Pakistan Protest 25,000 Take to Streets against Dutch Film

Geert Wilders' anti-Islamic film "Fitna" was designed to provoke. And it seems to be working. A protest in Karachi on Sunday drew thousands, railing against Netherlands, Denmark and the US.

There have been several sporadic protests in Pakistan against Dutch politician Geert Wilders' anti-Koran film "Fitna"  in recent weeks. But on Sunday, the demonstrations took on a new quality when more than 25,000 Pakistanis took to the streets of Karachi. Dutch, Danish and American flags went up in flames and the protesters demanded the expulsion of the Dutch ambassador.

The 15-minute film, released on the Internet last month, interposes images of the terrorist attacks in New York and Madrid with headlines reporting Islamic violence. Verses from the Koran are sprinkled throughout. It also shows the Muhammad cartoons, whose publication in Denmark in 2005 caused massive protests throughout the Muslim world.

Wilders, a right-wing populist, said he intended "Fitna" -- which means "strife" -- as a "warning" to the Dutch people about the growing Muslim presence in the Netherlands and Europe. Dutch Prime Minister Jan Peter Balkenende condemned the film while putting evacuation plans for Dutch embassies in the Arab world in place.

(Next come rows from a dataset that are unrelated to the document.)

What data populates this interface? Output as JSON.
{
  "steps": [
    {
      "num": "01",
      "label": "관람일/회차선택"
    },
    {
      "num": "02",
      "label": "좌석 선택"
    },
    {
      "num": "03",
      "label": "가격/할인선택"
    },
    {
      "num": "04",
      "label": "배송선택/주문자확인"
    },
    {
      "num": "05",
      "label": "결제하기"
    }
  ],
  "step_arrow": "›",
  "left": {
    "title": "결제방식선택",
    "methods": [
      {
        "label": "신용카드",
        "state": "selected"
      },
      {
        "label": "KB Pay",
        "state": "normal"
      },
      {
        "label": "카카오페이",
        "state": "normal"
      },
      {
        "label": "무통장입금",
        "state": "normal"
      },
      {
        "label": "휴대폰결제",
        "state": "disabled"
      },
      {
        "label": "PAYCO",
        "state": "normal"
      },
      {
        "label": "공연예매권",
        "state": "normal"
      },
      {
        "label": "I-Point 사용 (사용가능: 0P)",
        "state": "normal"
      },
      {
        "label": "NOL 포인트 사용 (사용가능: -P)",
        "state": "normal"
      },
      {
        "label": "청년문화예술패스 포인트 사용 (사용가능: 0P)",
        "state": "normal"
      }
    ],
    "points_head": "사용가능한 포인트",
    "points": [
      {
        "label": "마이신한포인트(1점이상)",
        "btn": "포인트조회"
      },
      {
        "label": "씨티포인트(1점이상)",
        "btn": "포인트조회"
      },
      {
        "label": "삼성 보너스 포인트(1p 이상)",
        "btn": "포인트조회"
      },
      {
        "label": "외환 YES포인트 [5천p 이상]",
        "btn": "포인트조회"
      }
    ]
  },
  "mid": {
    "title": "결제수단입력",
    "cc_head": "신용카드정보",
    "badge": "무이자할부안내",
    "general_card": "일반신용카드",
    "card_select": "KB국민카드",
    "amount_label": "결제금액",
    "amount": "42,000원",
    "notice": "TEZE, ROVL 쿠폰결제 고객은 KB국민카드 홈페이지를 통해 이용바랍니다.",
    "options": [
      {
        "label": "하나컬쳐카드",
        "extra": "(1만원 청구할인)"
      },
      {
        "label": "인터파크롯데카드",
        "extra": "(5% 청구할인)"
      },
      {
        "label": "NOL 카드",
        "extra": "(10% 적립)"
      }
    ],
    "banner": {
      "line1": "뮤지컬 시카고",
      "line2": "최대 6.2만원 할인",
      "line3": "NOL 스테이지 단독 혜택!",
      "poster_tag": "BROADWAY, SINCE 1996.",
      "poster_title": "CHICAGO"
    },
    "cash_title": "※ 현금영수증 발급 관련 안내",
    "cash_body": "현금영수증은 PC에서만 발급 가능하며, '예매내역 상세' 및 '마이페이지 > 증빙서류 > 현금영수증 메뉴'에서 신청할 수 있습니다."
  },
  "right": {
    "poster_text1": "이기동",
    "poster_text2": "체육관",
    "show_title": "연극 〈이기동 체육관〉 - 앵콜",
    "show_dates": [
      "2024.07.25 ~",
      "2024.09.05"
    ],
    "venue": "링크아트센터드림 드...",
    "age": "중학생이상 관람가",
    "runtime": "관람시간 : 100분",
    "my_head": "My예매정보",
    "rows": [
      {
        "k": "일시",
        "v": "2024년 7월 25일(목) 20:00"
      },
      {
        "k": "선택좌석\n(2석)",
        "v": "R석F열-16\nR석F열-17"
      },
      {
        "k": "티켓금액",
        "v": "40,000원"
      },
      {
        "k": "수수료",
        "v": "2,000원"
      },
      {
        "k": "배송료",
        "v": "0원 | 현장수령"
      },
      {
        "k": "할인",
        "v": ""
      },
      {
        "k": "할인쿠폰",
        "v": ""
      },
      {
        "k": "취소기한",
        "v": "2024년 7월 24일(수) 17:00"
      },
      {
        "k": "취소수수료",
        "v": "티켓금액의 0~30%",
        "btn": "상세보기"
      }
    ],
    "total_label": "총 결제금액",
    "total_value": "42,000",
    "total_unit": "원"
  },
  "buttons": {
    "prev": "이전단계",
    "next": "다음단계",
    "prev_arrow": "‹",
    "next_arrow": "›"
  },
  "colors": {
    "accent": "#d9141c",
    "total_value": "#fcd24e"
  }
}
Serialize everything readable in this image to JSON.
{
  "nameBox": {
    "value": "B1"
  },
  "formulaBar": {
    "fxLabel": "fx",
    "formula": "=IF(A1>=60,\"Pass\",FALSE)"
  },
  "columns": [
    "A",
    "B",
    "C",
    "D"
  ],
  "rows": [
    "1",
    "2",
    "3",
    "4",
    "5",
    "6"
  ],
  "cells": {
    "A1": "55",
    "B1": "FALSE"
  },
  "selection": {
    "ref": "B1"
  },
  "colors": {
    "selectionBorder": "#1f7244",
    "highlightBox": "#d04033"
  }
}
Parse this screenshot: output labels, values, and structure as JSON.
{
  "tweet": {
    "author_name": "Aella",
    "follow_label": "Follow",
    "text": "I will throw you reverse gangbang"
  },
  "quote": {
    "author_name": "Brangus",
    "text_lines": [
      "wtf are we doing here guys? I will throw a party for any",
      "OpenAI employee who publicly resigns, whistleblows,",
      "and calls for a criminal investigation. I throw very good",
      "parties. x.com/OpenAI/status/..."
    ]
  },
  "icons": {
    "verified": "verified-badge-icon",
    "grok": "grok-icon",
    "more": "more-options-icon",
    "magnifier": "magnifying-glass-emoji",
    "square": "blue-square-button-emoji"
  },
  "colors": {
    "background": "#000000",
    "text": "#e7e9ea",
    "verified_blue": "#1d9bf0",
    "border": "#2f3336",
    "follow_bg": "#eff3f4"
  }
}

Pakistani police reported the attendance of 25,000 at the weekend demonstration while organizers claimed more than 100,000. Roughly 5,000 activists from the religious party Jamaat-e-Islami (JI) took part. Their leader Munawar Hasan held the Koran in one hand and a sword in the other, mimicking images in the film. He said people who insult Muslims should be declared terrorists.

"This is freedom to provoke, freedom to incite. This freedom is not to hurt people, it is not to hurt sentiments," Hasan said.

Pakistan's upper house of parliament has spoken out against the film, which it considers to be an attempt to slander Islam and promote hatred.